掌柜的财大气粗,拍了拍老王安慰道:“没事,这些货要过水,都是要这样做的。”
他告诉老王:“清水加了盐之后,能去掉海货里的一些泥沙,能好吃很多。”
鱼虾吞吐呼吸间,能把里面的沙子和淤泥都给带出来,等这样养过了一天一夜之后,鱼虾里的泥巴都能去干净,比自己动手要方便得多。
既干净又新鲜。
老王愣愣点头,虽然不是自己家的盐,但还是心疼。
反倒是一直冷冷清清站着的于桑之抬起了头,蓬蓬的眼睫卷翘,藏在下面的是一双柔美妩媚的眼睛,声音叮铃如玉珠:“这些是在哪里来的?”
个头像拳头一样的鱿鱼,长长的细细的咸水带鱼,不像是江河里能养出来的。
他们处于一个多水的地方,往东一些是南洋,往北往南是条江。
南洋大而广阔,涵盖了整个大片的海,连着岛屿一起一望无际。
这话并不突兀,在谈话中甚至很自然。
然而提起海货的来源,老王显然有些犹豫。
那犹豫并不像是在思考,反而有点心虚和紧张。
一个老实人都露出这样的表情,恐怕真的有些内情。
心虚的老王摩擦着自己的手肘,眼神无措地望向客来福掌柜的,希望他帮忙拿个主意。
他们多年的老交情了,掌柜的一眼就看出了老王犹豫的点,拍了拍老王的肩膀,提醒了下:“这是我们新东家,以后收货都得过新东家的眼。”
这么一说,老王才算是从拘谨的状态中回过神来,有些嗫嚅道:“是在南洋里抓的。”
南洋,即南边的海洋。
此处往东一点,曾经有无数个小渔村,都是靠着打渔生活,世代都吃鱼吃虾吃牡蛎。
只是最近几年西迁了很多,就剩下几个村子还“执迷不悟”。
老王就是“执迷不悟”中的一员。
大清实行海禁,沿海的居民都被迫要西迁,既不能下海,又不能捕鱼,就连住的地方都要离海三千里远。
他在前几年政令严的时候,还敢偷偷跑出去打渔抓虾,现在据说玄烨皇帝上台,政令松了很多,他更大胆了些。
只是一旦有人问起,他还是害怕,会下意识遮掩。
唯恐有人敲鼓说他偷偷下海,抓进木牢里关个几年。
既然都把话说出来了,老王也不吞吞吐吐的:“我家就在南洋边上,自幼就学着打渔捕虾,村子里的水性就我最好。”

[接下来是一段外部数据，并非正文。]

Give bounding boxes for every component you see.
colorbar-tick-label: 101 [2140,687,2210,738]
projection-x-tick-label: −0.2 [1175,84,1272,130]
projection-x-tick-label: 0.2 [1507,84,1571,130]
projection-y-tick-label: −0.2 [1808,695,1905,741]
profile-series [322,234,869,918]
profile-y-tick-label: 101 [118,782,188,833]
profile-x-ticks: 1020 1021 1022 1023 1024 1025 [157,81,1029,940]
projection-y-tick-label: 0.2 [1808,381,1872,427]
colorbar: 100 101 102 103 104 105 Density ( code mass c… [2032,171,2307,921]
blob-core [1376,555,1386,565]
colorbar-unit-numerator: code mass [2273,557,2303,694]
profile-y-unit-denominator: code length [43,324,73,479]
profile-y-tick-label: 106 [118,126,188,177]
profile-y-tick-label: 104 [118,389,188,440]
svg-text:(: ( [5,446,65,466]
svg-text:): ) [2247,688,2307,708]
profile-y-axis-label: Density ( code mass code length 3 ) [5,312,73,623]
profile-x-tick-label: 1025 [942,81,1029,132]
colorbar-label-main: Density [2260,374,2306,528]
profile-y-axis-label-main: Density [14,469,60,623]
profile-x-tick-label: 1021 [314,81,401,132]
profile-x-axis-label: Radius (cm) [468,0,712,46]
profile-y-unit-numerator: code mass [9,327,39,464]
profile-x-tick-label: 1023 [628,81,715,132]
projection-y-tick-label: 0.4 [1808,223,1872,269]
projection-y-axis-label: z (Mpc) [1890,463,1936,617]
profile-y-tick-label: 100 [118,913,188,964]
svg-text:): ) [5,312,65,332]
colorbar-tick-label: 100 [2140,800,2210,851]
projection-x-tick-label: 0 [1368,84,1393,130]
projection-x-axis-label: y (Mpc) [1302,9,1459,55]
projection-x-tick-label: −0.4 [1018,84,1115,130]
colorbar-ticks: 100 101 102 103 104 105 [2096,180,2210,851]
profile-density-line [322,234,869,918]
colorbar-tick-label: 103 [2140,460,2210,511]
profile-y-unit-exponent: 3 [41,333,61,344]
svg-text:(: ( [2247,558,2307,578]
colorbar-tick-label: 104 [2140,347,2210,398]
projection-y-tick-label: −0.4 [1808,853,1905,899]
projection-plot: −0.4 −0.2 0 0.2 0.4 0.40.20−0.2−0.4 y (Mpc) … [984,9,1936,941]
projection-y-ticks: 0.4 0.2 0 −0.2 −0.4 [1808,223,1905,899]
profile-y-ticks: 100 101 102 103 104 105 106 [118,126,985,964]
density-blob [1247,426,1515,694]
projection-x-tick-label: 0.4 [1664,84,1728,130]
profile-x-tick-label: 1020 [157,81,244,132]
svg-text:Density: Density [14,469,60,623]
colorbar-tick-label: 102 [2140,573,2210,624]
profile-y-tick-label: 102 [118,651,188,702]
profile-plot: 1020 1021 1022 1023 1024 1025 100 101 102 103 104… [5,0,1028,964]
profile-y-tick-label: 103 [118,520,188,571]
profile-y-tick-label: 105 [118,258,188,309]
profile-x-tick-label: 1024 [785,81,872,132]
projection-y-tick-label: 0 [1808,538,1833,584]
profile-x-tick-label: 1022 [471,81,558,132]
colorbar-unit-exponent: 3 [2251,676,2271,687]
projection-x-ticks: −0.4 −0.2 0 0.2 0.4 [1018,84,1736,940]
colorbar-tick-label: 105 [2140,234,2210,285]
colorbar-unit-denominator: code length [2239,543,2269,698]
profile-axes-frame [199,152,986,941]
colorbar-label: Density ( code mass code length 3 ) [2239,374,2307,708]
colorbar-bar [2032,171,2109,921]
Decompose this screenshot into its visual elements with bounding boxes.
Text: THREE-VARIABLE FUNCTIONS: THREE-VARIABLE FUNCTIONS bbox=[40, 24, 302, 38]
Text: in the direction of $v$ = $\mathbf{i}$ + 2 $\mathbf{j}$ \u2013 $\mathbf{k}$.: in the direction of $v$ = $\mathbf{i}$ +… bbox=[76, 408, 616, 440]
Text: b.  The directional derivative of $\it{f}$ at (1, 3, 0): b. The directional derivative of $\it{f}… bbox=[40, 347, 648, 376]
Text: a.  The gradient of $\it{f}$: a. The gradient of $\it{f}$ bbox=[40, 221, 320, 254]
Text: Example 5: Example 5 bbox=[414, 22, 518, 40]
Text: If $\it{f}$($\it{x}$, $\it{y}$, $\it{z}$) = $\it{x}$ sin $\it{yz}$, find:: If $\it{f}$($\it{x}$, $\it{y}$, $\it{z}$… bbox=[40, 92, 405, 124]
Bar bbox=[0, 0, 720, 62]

说到这里,老王黝黑的脸上露出一点点骄傲的笑:“南洋有块地方,水深,旁人都少去,但那里的海货个大又肥,里面的黄和膏都满满当当的,螃蟹一个能有脑袋大。我供给客来福的,都是那里的海货。”
被装在桶里的鱼虾跳了又跳,仿佛在应和老王的话。
海洋是老王的脐带,说起海洋,老王就有说不完的话。
他甚至提到了海洋远处:“我们这儿只是临海,再远些,能见到更深更广的大洋。”
说起这个大洋,老王的眼睛都亮了:“那可真是大啊,光有小船还都不敢去,要是哪个村子有更大更牢固的船,就能到更远的地方。”
他舔舔唇:“那就不止有这些那些新奇的海货了,什么小岛啊,海盗啊,都很有意思。”
得益于多年的海禁,老王即使是憧憬羡慕也没能出过海,到故事里的岛屿上去。